Mansões com muros a perder de vista do outro lado morros empilhados de casas que parecem desabar. A pobreza dos desfavorecidos e a riqueza desenfreada dos bens sucedidos, assim pude analisar friamente a maior cidade do país.
São Paulo e entorno concentram 10% da população do Brasil, são cerca de 20 milhões de habitantes vivendo um contraste de classes. Lugares belos misturados com a pobreza, com aqueles que nem sequer sabem o que é um prato diário de arroz e feijão. Cidade rica, refém do medo e da pobreza. Do lixo ao luxo, do amor à dor.
Miséria que não só atormenta o pobre, mas que convive com o rico que não tem liberdade em uma cidade onde o poder é o maior risco da sobrevivência. Um lugar onde ter e não ter são separados por alguns metros de distância. É uma realidade que não conseguimos imaginar, pois não temos a dimensão dessa vivência.

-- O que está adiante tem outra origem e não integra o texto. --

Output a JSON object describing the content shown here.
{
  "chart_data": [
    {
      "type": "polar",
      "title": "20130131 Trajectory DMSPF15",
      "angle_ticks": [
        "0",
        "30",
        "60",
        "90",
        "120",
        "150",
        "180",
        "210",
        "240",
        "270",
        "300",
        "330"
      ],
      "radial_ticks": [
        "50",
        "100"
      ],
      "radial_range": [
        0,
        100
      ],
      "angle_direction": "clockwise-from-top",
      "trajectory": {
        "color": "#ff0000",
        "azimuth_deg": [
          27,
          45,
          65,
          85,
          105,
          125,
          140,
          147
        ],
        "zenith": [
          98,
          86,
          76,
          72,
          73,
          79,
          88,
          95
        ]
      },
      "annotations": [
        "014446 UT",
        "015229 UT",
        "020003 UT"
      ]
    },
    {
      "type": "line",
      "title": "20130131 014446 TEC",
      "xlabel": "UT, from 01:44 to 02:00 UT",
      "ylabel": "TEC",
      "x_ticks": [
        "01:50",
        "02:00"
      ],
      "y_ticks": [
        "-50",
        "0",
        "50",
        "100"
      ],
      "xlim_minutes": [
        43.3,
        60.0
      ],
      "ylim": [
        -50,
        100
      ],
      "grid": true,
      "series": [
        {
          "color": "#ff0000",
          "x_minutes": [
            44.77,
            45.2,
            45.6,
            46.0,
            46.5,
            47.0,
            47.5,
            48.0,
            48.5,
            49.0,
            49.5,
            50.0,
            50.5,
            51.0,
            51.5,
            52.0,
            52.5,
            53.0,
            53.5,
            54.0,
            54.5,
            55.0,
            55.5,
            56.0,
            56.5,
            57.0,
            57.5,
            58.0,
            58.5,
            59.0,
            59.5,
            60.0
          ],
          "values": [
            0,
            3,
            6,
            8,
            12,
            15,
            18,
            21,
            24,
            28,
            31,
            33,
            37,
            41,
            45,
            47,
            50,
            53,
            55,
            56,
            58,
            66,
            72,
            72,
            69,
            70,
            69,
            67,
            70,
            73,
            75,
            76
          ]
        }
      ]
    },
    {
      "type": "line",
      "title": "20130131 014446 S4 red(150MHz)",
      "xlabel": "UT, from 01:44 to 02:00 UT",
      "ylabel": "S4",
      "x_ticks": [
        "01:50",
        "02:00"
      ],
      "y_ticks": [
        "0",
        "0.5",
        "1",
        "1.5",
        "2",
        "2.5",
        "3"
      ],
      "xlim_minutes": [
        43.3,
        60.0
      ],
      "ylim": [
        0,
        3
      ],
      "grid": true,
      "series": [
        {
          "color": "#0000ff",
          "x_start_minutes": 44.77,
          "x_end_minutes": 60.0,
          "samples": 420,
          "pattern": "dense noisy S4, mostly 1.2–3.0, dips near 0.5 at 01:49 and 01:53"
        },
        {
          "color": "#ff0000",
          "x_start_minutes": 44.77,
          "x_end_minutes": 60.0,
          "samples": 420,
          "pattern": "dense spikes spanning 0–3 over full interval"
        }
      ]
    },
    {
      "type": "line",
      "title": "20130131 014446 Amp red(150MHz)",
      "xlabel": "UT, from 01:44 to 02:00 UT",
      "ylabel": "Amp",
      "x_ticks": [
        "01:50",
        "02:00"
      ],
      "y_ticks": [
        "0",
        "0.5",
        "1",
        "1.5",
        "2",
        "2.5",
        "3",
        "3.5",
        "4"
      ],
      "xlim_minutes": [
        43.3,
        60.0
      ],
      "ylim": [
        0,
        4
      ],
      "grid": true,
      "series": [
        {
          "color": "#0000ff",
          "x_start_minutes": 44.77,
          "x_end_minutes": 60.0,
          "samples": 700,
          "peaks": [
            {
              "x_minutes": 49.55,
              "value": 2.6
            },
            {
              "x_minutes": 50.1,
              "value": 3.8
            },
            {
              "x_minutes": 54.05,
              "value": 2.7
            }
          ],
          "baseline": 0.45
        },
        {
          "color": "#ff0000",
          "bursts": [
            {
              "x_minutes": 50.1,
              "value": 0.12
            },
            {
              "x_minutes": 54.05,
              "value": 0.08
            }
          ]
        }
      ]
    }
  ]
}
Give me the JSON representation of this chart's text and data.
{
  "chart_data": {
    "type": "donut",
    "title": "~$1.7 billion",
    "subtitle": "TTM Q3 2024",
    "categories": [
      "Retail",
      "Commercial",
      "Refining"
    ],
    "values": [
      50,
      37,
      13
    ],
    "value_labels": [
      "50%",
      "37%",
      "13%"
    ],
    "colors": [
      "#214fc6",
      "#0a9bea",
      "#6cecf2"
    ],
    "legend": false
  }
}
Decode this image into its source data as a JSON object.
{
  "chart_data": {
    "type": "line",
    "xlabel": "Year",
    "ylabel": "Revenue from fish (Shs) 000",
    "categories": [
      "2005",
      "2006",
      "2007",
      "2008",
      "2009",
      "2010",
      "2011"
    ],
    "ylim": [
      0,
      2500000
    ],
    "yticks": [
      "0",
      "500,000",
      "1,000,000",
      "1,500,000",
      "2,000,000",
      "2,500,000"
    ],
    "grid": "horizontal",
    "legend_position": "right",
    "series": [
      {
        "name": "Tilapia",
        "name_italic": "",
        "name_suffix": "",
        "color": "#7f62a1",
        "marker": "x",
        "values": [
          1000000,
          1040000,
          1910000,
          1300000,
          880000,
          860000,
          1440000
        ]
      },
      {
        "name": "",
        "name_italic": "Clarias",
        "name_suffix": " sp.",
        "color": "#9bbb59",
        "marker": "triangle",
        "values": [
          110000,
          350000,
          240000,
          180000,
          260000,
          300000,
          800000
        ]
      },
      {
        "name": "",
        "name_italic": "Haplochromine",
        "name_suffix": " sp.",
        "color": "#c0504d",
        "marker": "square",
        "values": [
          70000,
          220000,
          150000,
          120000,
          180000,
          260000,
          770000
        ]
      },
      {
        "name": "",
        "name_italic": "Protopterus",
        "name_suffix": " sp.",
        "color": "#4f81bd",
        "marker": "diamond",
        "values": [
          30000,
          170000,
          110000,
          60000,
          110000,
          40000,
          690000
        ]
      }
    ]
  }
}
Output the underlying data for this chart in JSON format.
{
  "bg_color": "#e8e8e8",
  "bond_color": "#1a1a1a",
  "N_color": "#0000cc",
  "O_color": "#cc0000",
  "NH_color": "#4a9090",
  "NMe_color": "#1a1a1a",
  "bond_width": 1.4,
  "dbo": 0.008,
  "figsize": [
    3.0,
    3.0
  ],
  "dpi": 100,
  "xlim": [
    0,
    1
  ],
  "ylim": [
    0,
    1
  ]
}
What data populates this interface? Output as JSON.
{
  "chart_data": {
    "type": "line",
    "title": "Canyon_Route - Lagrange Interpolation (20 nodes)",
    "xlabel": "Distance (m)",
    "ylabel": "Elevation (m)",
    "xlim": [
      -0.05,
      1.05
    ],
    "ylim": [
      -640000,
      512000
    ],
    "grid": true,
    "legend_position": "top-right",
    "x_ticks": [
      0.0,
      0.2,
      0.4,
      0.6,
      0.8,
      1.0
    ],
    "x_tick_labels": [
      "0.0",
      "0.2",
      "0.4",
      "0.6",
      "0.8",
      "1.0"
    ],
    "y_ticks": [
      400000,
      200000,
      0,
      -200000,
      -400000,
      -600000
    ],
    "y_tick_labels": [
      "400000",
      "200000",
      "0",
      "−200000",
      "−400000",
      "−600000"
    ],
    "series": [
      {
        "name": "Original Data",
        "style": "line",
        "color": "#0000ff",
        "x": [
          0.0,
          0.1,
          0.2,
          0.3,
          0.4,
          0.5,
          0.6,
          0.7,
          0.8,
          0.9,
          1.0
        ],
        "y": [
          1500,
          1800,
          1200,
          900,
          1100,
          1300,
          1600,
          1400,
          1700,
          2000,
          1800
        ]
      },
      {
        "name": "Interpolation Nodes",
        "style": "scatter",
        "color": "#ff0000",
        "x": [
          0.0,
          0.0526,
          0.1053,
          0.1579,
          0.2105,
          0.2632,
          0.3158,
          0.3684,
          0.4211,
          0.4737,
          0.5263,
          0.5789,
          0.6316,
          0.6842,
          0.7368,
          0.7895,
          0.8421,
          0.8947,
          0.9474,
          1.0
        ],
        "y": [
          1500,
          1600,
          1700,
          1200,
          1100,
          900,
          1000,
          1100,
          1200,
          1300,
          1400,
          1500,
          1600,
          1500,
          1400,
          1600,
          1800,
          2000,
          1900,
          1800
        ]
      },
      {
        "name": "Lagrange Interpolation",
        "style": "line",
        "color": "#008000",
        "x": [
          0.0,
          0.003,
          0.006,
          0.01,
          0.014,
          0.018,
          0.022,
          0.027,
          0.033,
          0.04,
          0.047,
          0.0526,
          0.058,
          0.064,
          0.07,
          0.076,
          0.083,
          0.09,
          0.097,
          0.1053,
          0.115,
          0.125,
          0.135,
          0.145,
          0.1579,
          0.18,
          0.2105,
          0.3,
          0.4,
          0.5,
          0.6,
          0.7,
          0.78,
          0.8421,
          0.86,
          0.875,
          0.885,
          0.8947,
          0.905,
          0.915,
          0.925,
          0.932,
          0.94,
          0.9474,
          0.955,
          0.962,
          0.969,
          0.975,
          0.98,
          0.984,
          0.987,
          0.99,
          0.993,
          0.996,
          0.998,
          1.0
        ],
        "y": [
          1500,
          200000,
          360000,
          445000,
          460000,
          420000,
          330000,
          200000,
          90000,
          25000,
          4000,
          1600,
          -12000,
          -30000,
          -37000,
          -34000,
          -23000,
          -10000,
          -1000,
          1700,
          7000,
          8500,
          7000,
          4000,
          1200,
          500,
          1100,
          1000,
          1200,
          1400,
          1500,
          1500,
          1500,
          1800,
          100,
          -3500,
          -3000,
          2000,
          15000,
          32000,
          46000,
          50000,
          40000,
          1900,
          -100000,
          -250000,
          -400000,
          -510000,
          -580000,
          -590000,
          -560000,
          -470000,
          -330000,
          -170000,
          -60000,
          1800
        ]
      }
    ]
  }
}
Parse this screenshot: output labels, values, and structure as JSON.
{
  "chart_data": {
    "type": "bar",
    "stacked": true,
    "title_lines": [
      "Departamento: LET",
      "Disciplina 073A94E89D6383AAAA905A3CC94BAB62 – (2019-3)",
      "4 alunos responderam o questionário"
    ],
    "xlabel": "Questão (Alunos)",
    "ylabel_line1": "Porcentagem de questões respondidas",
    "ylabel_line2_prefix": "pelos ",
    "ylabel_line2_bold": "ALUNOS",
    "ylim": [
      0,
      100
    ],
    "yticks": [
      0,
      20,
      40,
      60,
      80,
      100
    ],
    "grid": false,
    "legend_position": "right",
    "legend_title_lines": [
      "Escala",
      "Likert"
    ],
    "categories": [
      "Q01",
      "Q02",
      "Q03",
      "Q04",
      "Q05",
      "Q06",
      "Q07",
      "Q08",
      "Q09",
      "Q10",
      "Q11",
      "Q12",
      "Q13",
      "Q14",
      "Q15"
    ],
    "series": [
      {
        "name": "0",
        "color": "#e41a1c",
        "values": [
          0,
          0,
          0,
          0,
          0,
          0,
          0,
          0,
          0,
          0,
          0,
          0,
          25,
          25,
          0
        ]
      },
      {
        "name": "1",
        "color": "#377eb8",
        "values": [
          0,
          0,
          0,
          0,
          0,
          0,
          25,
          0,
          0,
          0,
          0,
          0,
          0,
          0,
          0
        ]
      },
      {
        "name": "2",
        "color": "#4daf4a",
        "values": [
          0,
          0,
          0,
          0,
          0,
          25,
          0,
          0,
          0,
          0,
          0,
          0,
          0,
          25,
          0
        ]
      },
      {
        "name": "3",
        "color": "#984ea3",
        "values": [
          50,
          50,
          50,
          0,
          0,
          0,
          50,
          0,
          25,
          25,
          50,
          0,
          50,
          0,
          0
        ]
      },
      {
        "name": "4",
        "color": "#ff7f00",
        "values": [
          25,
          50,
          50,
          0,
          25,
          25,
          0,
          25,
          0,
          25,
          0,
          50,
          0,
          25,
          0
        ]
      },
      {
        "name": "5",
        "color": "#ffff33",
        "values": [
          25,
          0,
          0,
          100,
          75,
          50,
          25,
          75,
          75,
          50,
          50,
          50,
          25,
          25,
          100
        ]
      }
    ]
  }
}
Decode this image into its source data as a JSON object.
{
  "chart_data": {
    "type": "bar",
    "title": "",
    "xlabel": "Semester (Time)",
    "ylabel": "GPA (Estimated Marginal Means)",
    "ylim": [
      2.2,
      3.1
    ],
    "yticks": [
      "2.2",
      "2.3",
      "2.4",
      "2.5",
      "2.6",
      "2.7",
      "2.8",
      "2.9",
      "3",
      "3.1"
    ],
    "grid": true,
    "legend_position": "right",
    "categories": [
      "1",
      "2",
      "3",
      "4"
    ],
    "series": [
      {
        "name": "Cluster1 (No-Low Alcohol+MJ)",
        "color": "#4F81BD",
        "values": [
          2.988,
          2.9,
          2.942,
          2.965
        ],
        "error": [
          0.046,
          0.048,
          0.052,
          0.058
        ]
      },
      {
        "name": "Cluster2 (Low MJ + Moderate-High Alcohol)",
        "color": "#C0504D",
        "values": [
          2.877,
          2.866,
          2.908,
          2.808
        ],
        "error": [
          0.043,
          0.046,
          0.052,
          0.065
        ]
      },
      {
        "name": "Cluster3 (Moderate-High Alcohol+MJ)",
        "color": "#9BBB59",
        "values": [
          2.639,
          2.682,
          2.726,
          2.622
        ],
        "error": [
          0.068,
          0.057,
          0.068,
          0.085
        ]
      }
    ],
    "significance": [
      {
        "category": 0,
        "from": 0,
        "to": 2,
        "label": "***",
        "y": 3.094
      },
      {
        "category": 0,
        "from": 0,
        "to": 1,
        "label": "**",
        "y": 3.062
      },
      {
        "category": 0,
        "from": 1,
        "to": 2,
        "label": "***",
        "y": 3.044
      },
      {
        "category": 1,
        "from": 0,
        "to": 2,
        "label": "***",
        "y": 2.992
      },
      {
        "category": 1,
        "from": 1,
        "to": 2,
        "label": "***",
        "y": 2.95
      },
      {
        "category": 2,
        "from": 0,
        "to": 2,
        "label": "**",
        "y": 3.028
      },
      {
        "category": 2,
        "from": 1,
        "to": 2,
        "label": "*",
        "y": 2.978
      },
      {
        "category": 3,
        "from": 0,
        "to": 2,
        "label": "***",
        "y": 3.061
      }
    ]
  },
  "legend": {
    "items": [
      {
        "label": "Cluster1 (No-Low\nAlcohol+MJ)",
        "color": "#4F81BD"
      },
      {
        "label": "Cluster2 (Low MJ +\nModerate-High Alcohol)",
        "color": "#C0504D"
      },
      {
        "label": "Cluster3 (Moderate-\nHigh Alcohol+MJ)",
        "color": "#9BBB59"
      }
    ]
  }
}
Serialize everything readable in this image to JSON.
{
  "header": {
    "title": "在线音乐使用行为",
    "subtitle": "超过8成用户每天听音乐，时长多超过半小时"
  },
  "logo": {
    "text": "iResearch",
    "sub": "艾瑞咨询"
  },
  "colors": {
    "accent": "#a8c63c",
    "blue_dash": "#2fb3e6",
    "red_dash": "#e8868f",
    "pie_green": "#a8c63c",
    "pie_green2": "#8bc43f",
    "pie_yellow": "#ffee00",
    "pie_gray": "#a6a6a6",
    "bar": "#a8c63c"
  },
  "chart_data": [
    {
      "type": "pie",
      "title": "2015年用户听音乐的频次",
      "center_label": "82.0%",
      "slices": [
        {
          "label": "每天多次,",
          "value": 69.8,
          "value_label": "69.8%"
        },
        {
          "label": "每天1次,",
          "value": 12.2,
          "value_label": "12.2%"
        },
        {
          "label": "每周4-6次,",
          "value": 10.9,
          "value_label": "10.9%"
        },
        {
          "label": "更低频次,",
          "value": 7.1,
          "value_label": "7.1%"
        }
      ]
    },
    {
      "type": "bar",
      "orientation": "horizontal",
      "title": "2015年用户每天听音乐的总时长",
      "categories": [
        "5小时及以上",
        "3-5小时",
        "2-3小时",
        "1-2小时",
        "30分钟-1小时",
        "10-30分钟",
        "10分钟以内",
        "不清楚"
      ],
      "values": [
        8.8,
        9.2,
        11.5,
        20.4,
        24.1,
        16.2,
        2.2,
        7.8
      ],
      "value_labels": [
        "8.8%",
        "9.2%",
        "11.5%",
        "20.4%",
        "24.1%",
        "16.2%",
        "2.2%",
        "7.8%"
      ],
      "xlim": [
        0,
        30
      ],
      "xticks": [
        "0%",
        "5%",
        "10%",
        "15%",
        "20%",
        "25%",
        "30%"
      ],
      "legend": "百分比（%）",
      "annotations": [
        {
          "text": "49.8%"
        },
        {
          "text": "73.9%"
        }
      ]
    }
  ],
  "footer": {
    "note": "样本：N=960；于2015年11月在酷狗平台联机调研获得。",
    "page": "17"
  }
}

Metrôs, ônibus, trens, transportes públicos no qual você é apenas mais um sendo empurrado, esmagado pela pressa e para conseguir um lugar para se sentar depois de um dia todo de muito trabalho. Um mundo que parece ser irreal para quem habita no interior. Aprendi que precisamos agradecer todos os dias pelo sossego nas ruas, por conseguir sair de casa e chegar bem no final do dia, por não se deparar com cenas lamentáveis da cruel situação de abandono do ser humano. Vivemos no paraíso. Claro que a violência está em todo o lugar, mas o fato de presenciarmos poucas ações dramáticas é uma grande vitória para nós que convivemos no sossego de nossas casas e cidades interioranas.  
Prostituição, venda aberta de drogas, recursos escassos para a educação, saúde, moradia, é mais comum do que estamos habituados a ver. Por onde você anda em São Paulo há pessoas que nos geram diversos sentimos como compaixão, medo, horror, tristeza. Você é apenas mais um no meio de milhões daqueles que vivem pelo simples fato de ter vindo ao mundo e não importa o que têm, para onde vão e o que irão ganhar, estão ali por estar.
Terra da garoa, terra de ninguém, terra do temor, terra do horror, terra de milionários e terra dos necessitados.
Principal centro financeiro, corporativo e mercantil da América do Sul, cidade globalizada que ocupa a 14ª posição no planeta. Mas, o que isso importa? Vendo a situação míseras de milhares de pessoas perambulando pelas ruas sujas, com mal cheiro, dormindo no meio de suas fezes, da sua comida, da sua triste realidade confrontada pela divisão absurda de classes sociais. Uma cidade que é monstruosa de uma população estática da crueldade e da falta de estrutura familiar e educacional.